Updike praised for opposing county budget

Published 11:07 am Wednesday, May 30, 2012

To the Editor:

I’d like to take this opportunity to say thank you to Southampton County Newsoms District Supervisor Glenn Updike.

Though I am not a resident of his district, I want to applaud his vote against the $200 garbage fee for Southampton County. At least 600 residents and voters expressed on at least one petition our opposition to the fee.

Many county residents felt there were other means to address the budget shortfall. That said, as evident in social media and on the comment/opinion pages of The Tidewater News website, hundreds of voters in Southampton County continue to feel that our tax dollars are not being used effectively and efficiently.

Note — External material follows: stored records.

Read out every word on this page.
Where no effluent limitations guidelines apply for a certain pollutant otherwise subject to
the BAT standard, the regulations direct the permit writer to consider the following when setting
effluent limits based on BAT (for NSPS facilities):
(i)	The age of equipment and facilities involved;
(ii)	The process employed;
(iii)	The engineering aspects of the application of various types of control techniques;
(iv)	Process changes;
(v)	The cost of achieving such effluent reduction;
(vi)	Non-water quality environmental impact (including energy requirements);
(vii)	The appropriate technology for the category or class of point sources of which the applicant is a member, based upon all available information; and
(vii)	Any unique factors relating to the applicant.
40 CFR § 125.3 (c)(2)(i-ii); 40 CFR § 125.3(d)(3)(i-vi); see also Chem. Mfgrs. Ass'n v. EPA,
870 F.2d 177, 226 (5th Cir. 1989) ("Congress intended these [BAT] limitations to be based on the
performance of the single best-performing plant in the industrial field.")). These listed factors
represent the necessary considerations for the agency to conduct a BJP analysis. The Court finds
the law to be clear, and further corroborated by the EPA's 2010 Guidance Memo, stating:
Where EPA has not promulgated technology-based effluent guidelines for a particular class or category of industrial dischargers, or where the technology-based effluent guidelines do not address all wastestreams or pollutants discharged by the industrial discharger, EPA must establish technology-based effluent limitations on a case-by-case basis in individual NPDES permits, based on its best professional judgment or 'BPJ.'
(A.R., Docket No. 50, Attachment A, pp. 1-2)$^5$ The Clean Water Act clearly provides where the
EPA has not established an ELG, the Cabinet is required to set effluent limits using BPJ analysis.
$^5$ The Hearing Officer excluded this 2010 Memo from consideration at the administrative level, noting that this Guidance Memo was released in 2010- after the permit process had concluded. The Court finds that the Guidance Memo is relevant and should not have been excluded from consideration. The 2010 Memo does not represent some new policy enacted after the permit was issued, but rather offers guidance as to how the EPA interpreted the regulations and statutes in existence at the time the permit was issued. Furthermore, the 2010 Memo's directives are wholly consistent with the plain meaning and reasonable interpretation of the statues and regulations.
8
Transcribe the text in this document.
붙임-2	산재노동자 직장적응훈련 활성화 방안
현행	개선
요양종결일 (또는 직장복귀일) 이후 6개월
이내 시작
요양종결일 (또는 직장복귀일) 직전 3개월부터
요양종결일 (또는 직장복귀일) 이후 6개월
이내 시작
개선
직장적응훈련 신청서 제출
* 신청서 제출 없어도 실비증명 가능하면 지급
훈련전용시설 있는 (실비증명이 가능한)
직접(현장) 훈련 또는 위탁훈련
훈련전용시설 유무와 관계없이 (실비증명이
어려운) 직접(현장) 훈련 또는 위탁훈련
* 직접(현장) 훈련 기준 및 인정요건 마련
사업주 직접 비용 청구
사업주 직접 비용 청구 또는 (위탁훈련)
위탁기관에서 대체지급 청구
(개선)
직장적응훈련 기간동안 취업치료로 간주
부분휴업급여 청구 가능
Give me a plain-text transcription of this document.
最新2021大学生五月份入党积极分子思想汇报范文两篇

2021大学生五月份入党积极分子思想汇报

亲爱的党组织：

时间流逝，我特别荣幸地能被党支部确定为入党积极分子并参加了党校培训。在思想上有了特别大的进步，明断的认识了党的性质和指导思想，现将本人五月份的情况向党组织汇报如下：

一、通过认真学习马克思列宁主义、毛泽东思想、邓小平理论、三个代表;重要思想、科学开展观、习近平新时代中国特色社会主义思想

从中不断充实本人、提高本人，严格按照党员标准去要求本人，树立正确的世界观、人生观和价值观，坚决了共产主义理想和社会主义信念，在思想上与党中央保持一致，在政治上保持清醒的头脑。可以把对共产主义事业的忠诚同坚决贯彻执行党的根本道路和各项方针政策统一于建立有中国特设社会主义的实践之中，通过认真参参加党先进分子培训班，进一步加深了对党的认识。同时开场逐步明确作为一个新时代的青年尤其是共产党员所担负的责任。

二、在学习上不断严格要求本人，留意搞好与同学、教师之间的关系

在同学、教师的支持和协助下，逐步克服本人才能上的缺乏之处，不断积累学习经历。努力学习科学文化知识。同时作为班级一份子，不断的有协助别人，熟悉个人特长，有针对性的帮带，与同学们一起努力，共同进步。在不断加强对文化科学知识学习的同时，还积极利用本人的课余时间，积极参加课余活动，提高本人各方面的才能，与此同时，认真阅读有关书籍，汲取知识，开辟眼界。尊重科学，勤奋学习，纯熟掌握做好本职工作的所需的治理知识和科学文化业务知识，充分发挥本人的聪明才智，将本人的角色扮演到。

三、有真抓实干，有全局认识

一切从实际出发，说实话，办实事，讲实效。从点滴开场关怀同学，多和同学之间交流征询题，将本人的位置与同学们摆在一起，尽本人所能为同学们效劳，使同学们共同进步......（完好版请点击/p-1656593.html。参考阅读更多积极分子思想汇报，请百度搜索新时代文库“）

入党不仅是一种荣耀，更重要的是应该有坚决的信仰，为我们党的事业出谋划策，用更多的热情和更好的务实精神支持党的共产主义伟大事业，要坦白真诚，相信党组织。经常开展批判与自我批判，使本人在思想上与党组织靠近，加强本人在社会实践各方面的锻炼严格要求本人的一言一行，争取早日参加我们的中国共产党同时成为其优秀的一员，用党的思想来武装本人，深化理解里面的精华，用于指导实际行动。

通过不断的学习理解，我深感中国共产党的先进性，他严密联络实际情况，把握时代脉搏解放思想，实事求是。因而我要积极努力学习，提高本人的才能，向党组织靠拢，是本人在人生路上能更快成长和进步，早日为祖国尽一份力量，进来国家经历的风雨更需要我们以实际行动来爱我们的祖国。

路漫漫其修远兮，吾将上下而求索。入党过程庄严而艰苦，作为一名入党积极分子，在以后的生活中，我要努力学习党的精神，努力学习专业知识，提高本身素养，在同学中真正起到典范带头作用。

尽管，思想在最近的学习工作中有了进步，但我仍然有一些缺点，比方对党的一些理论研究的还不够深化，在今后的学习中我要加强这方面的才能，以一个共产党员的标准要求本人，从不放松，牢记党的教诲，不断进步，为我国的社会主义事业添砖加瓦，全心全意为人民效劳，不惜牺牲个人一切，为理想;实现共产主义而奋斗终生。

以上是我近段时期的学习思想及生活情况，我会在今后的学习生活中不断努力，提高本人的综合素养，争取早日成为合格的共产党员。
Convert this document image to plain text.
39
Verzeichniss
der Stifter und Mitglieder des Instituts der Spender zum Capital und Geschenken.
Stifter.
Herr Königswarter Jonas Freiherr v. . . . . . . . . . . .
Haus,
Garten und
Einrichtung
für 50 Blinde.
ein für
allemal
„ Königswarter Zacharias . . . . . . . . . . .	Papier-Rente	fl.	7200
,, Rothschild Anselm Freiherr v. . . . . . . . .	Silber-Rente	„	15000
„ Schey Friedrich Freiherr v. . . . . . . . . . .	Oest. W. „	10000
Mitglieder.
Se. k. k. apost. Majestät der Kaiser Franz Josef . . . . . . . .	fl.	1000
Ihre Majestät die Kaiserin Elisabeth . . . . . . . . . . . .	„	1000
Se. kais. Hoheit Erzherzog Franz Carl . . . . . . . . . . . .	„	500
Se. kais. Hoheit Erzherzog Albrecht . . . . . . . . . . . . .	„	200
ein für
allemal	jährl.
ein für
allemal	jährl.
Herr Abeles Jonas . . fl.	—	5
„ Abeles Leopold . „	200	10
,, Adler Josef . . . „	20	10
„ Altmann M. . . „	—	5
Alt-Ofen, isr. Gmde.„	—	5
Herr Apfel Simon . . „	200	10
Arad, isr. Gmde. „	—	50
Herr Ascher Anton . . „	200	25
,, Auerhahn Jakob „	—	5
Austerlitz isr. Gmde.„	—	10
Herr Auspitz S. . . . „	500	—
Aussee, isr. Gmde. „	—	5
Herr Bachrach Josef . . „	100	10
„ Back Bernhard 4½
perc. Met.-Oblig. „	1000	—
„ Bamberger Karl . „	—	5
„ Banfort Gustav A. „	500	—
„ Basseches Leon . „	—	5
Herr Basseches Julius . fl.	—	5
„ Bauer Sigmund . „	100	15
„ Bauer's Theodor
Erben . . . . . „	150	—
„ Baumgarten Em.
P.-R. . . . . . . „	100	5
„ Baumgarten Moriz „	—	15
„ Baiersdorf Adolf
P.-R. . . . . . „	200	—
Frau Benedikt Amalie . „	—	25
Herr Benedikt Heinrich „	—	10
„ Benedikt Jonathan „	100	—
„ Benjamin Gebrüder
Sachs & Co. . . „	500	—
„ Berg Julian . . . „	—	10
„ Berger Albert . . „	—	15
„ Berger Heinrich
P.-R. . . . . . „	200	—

This burden of a trash fee will not be equally shared by all residents; it will be a burden on the residents who work hard to pay their taxes. The current outstanding balance of more than $708,000 in delinquent taxes paints a picture of how this fee will not generate revenue on an equally shared basis.

I am 100 percent against using tax revenue to fund any non-mandatory budget line item when a shortfall is present in the budget. A very basic review of the budget shows non-mandatory spending.

My favorite quotes from the May 25 article in The Tidewater News entitled “Supervisors vote 5-1 to support budget with $200 garbage fee article” were:

“If we don’t get well and take our medicine now, the county is going to die,” Supervisor Barry Porter said.

“We got ourselves in a hell of a lot of debt,” Supervisor Dr. Alan Edwards added. “We are on life support. We have a dead foot that needs cut off to save the rest of the body.”

Gentlemen, respectfully I ask, if this fiscal crisis is so bad that it requires me to pay this garbage fee, why was the budget not cut accordingly with the same urgency?

President George H.W. Bush is remembered time and time again for the tagline, “Read my lips, no new taxes.”

Perhaps some supervisors will be remembered with a tagline of “This fee is not a tax,” especially when re-election comes.